Menezes, LM, Campos, LC, Quintão, CC, Bolognese, AM
American journal of orthodontics and dentofacial orthopedics : official publication of the American Association of Orthodontists, its constituent societies, and the American Board of Orthodontics. 2004;(1):58-64
Abstract
To study the incidence of hypersensitivity to orthodontic metals, patch tests were carried out before and 2 months after the placement of orthodontic appliances in 38 patients (17 male, 21 female). The tested substances were cobalt chloride, copper sulfate, potassium dichromate, iron sulfate, manganese chloride, molybdenum salt, nickel sulfate, and titanium oxide.

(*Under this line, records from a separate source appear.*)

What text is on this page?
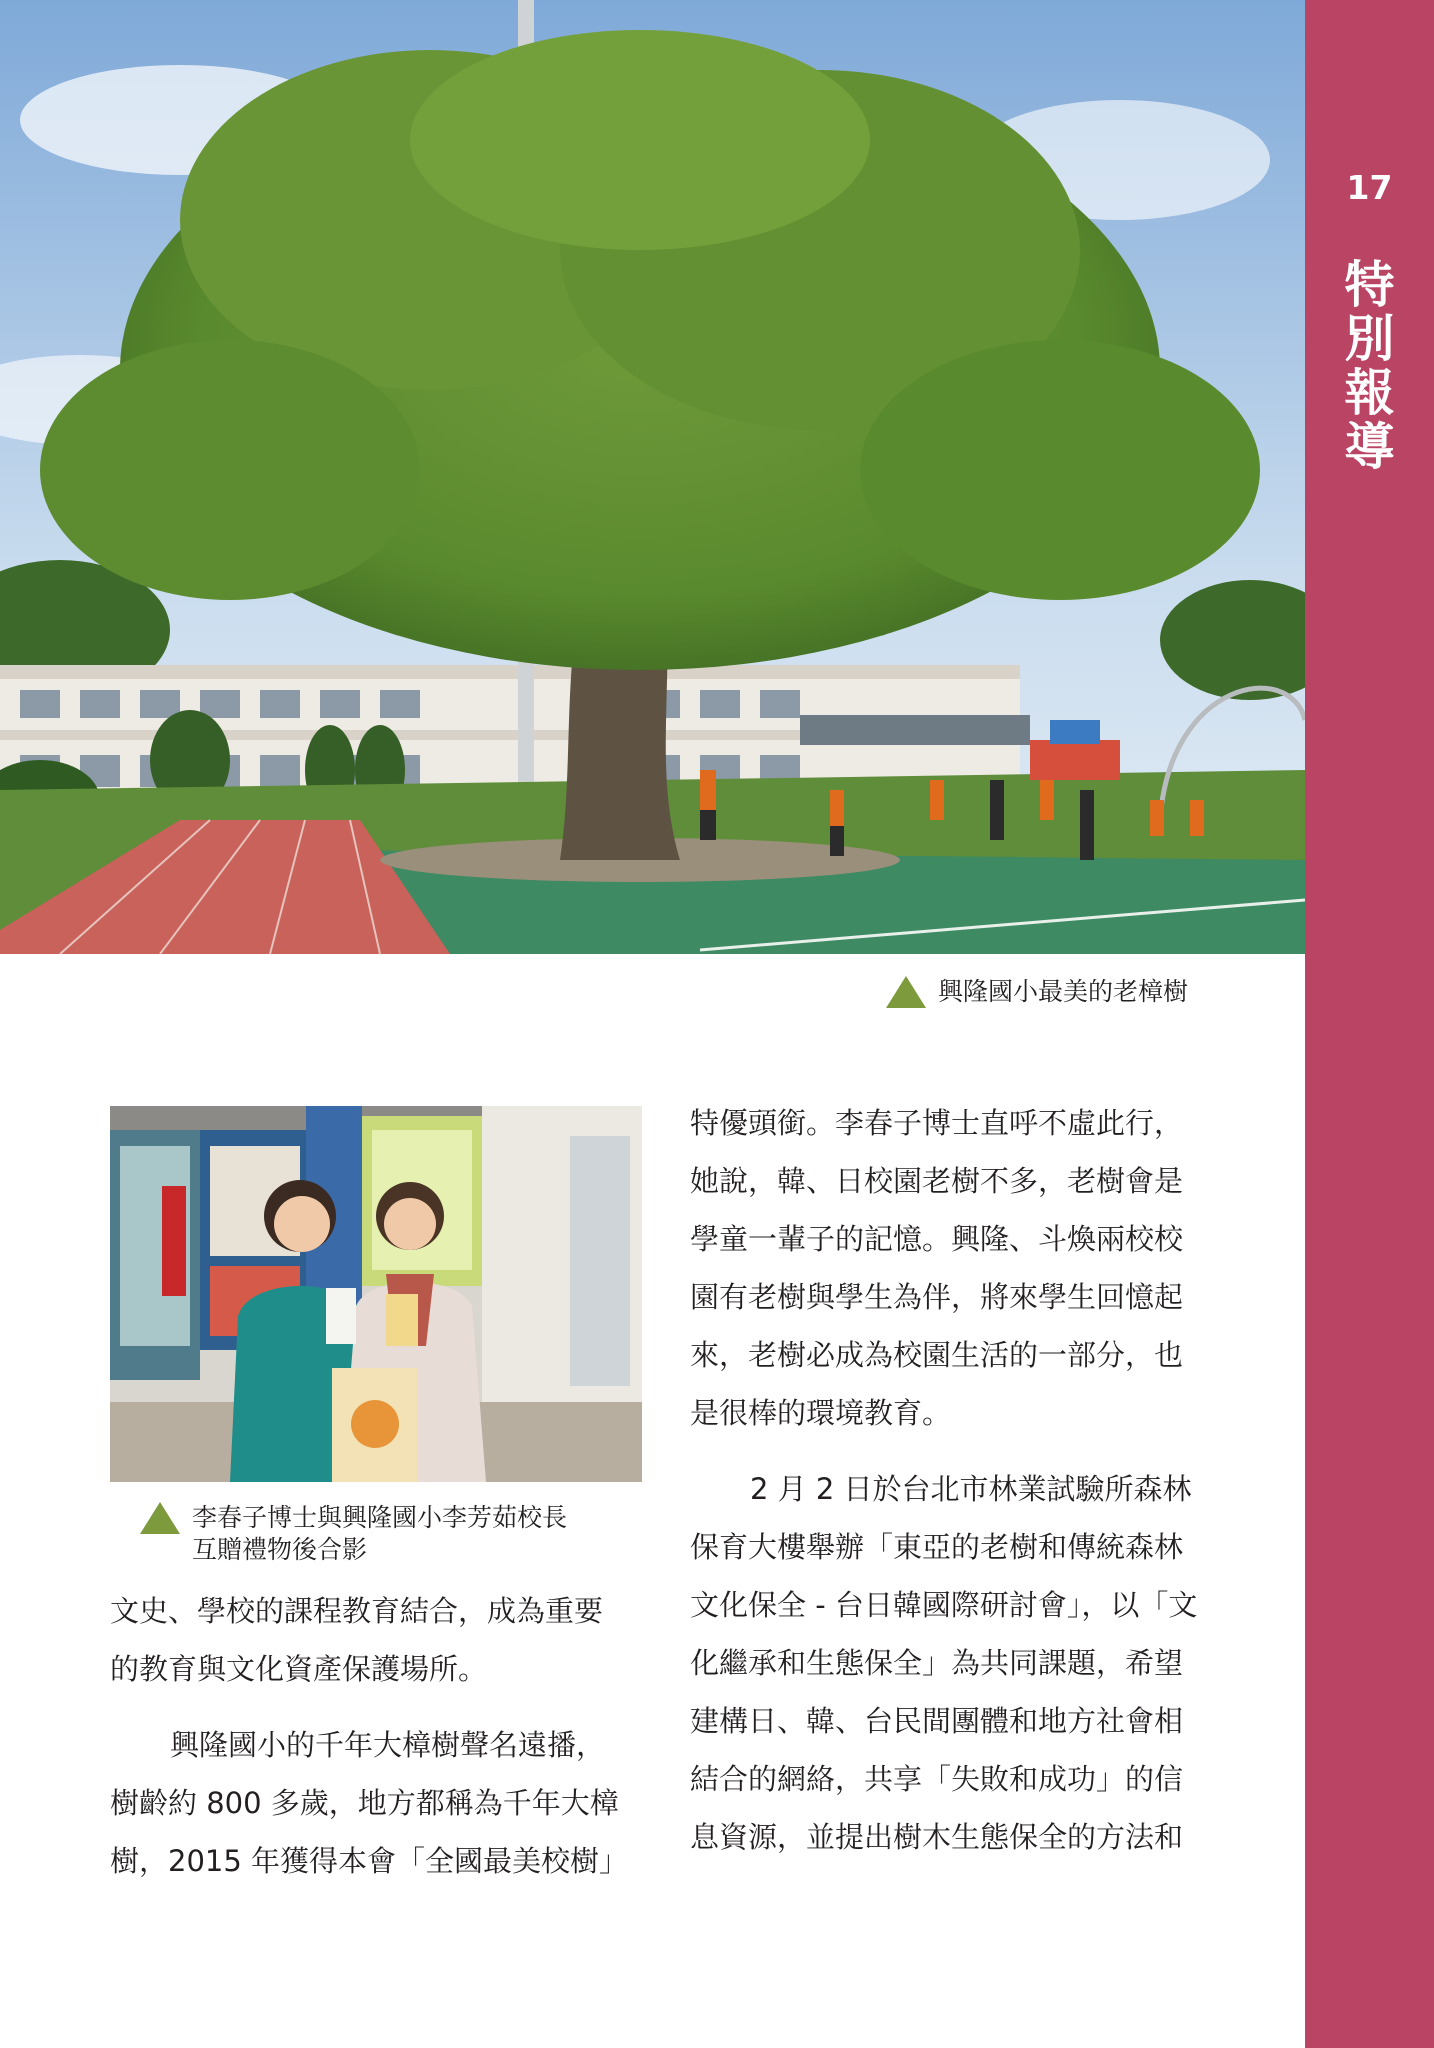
興隆國小最美的老樟樹
17
特
別
報
導
李春子博士與興隆國小李芳茹校長
互贈禮物後合影

文史、學校的課程教育結合，成為重要

的教育與文化資產保護場所。

興隆國小的千年大樟樹聲名遠播，

樹齡約 800 多歲，地方都稱為千年大樟

樹，2015 年獲得本會「全國最美校樹」

特優頭銜。李春子博士直呼不虛此行，

她說，韓、日校園老樹不多，老樹會是

學童一輩子的記憶。興隆、斗煥兩校校

園有老樹與學生為伴，將來學生回憶起

來，老樹必成為校園生活的一部分，也

是很棒的環境教育。

2 月 2 日於台北市林業試驗所森林

保育大樓舉辦「東亞的老樹和傳統森林

文化保全 - 台日韓國際研討會」，以「文

化繼承和生態保全」為共同課題，希望

建構日、韓、台民間團體和地方社會相

結合的網絡，共享「失敗和成功」的信

息資源，並提出樹木生態保全的方法和
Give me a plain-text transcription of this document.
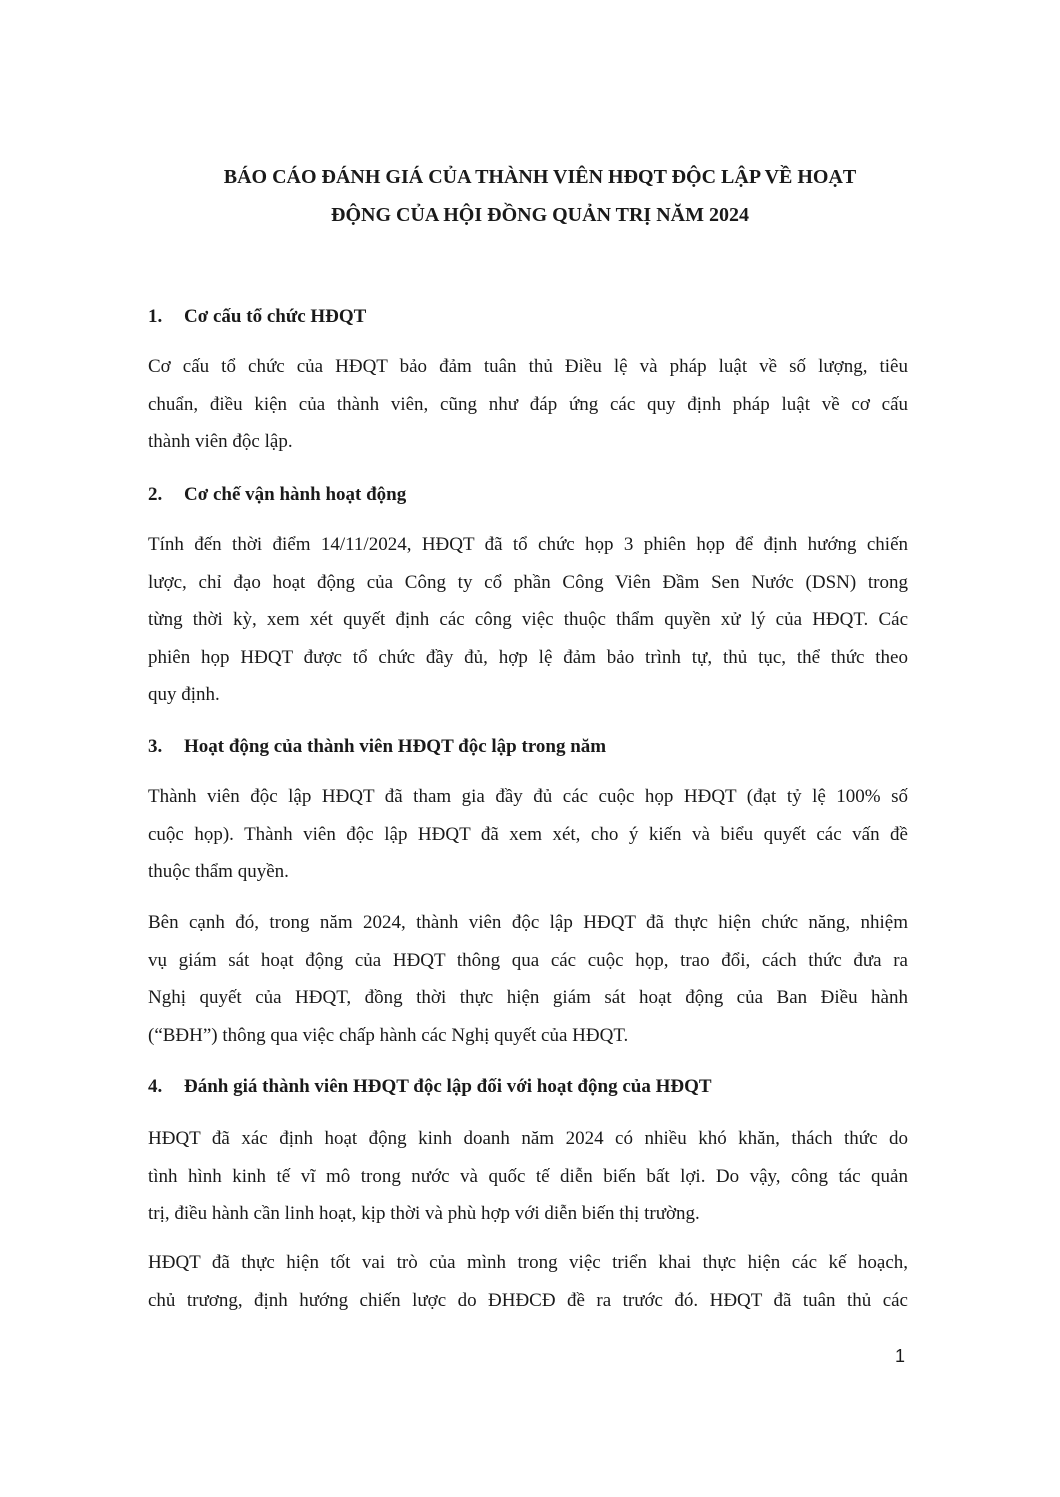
BÁO CÁO ĐÁNH GIÁ CỦA THÀNH VIÊN HĐQT ĐỘC LẬP VỀ HOẠT
ĐỘNG CỦA HỘI ĐỒNG QUẢN TRỊ NĂM 2024
1. Cơ cấu tổ chức HĐQT
Cơ cấu tổ chức của HĐQT bảo đảm tuân thủ Điều lệ và pháp luật về số lượng, tiêu
chuẩn, điều kiện của thành viên, cũng như đáp ứng các quy định pháp luật về cơ cấu
thành viên độc lập.
2. Cơ chế vận hành hoạt động
Tính đến thời điểm 14/11/2024, HĐQT đã tổ chức họp 3 phiên họp để định hướng chiến
lược, chỉ đạo hoạt động của Công ty cổ phần Công Viên Đầm Sen Nước (DSN) trong
từng thời kỳ, xem xét quyết định các công việc thuộc thẩm quyền xử lý của HĐQT. Các
phiên họp HĐQT được tổ chức đầy đủ, hợp lệ đảm bảo trình tự, thủ tục, thể thức theo
quy định.
3. Hoạt động của thành viên HĐQT độc lập trong năm
Thành viên độc lập HĐQT đã tham gia đầy đủ các cuộc họp HĐQT (đạt tỷ lệ 100% số
cuộc họp). Thành viên độc lập HĐQT đã xem xét, cho ý kiến và biểu quyết các vấn đề
thuộc thẩm quyền.
Bên cạnh đó, trong năm 2024, thành viên độc lập HĐQT đã thực hiện chức năng, nhiệm
vụ giám sát hoạt động của HĐQT thông qua các cuộc họp, trao đổi, cách thức đưa ra
Nghị quyết của HĐQT, đồng thời thực hiện giám sát hoạt động của Ban Điều hành
(“BĐH”) thông qua việc chấp hành các Nghị quyết của HĐQT.
4. Đánh giá thành viên HĐQT độc lập đối với hoạt động của HĐQT
HĐQT đã xác định hoạt động kinh doanh năm 2024 có nhiều khó khăn, thách thức do
tình hình kinh tế vĩ mô trong nước và quốc tế diễn biến bất lợi. Do vậy, công tác quản
trị, điều hành cần linh hoạt, kịp thời và phù hợp với diễn biến thị trường.
HĐQT đã thực hiện tốt vai trò của mình trong việc triển khai thực hiện các kế hoạch,
chủ trương, định hướng chiến lược do ĐHĐCĐ đề ra trước đó. HĐQT đã tuân thủ các
1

Eight strips containing the test substances were positioned on the patients' backs. They were removed after 48 hours and assessed by a dermatologist at 48 and 72 hours after antigen application. The obtained data were analyzed by the chi-square test and McNemar's chi-square test. Statistically significant positive reactions were observed for nickel sulfate (21.1%), potassium dichromate (21.1%), and manganese chloride (7.9%); reactions to nickel sulfate had the greatest intensity. No differences were observed between the reactions before and after placement of the orthodontic appliances; this indicates that they did not sensitize the patients or affect their tolerance to these metals during the study period. No statistical difference was observed regarding sex for any evaluated substance, although a greater tendency to positivity to nickel sulfate was observed among female patients and to potassium dichromate in male patients.